For Fernández, this easier first question is also key when it comes to determining whether the student knows what they're answering in the following activities—all of which are multiple-choice tests—or is simply "taking their luck": "If you didn't understand that this is a temperature check in the first one, no matter how well they answer the others, we should be able to do it."

As the test progresses, the difficulty of the exercises also increases. "There are enumeration and calculation exercises; space, shape, and measurement; algebra and statistics," explains Mora. However, the president of Ademgi insists that it must be taken into account that these tests evaluate what has been done up to the third year of compulsory secondary education, not the fourth. "There's no trigonometry, no linear systems... because they ask questions from the third year, not the fourth. What is asked is appropriate and all the course content is included," he clarifies.

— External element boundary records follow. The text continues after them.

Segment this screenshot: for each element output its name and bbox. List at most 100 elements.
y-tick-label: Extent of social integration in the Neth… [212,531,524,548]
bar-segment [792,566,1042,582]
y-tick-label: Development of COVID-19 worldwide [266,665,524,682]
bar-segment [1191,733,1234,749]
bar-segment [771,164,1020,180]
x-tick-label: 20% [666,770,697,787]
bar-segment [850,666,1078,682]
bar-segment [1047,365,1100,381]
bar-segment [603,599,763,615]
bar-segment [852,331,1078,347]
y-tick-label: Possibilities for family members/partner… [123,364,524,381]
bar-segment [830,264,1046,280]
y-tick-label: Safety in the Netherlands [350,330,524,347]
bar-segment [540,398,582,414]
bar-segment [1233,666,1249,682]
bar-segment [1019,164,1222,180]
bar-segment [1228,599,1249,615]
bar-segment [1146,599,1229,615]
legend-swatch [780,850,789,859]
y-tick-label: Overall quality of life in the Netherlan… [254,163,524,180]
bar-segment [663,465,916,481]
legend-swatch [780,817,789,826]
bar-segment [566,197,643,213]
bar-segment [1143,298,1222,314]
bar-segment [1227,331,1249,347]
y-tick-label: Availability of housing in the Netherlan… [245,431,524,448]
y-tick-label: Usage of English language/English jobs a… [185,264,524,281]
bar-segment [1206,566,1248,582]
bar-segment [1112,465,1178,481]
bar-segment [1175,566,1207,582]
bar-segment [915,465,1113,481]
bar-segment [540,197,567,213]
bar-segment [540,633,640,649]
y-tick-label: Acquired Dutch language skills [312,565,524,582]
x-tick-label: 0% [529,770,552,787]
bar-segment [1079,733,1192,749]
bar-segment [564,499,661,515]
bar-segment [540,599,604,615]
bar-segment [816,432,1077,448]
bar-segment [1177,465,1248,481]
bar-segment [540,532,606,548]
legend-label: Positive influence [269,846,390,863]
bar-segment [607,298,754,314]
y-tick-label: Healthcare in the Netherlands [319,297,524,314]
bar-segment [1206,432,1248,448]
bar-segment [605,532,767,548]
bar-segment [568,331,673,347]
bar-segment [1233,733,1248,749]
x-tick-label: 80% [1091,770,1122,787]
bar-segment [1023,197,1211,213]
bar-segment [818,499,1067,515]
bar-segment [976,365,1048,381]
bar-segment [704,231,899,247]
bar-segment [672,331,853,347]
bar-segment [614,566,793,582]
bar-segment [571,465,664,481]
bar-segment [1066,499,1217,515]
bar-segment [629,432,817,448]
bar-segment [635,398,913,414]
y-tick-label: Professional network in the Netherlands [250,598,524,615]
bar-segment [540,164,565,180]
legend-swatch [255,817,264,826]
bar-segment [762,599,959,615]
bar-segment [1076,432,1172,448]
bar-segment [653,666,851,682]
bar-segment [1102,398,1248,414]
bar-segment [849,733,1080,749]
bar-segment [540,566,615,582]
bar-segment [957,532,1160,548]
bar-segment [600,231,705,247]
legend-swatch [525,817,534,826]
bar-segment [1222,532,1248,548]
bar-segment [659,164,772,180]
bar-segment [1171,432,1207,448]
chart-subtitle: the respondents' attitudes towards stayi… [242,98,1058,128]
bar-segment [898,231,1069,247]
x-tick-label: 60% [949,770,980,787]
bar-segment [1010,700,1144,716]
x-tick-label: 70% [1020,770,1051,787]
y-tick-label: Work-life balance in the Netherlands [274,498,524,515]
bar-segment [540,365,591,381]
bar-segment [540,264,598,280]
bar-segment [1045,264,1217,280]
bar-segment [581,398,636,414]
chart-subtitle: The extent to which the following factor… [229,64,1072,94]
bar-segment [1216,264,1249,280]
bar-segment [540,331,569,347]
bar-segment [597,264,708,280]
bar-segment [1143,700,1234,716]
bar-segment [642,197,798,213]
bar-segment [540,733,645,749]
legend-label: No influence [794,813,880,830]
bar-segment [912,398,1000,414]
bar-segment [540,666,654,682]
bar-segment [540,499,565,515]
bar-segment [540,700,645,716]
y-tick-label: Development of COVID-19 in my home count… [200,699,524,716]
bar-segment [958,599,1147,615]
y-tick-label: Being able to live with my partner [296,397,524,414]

The correct answers are: 9-C, 10-B.
The correct answers are: 19-B, 20-D.

Are they useful for comparing generations?

Beyond the math tests in 4th year of ESO this year –which You can consult the complete version here, along with the corrections published by the Higher Council for Evaluation–, another doubt about the table is whether comparing the level between generations with different exercises can give a true picture of how the system is evolving.

The mathematics teacher trainer explains that since the difficulty of the tests is similar every year, a priori they should serve to make a comparison with guarantees. "The theoretical framework from which it starts is always the same, therefore, I believe they are perfectly comparable. The tests can be easier or more difficult, but if they are always of the same style they can work," he assures.

However, Mora also points out that, apart from carrying out a general analysis, the main function of these tests is for each individual center to be aware of which points they need to reinforce. "The purpose of the assessment is to take a snapshot of what the school is doing. They take what the tests say and say: 'This school's numeracy and arithmetic skills are weak, so what they need to do is introduce elements of work from the first year of secondary school to try to cover these shortcomings shown by the 4th year secondary school test.'" However, despite considering the tests useful, the math teacher is clear: "With all this, I don't mean to say that the level can't be improved. It is, and a lot, but the results were already frankly worrying 10 years ago."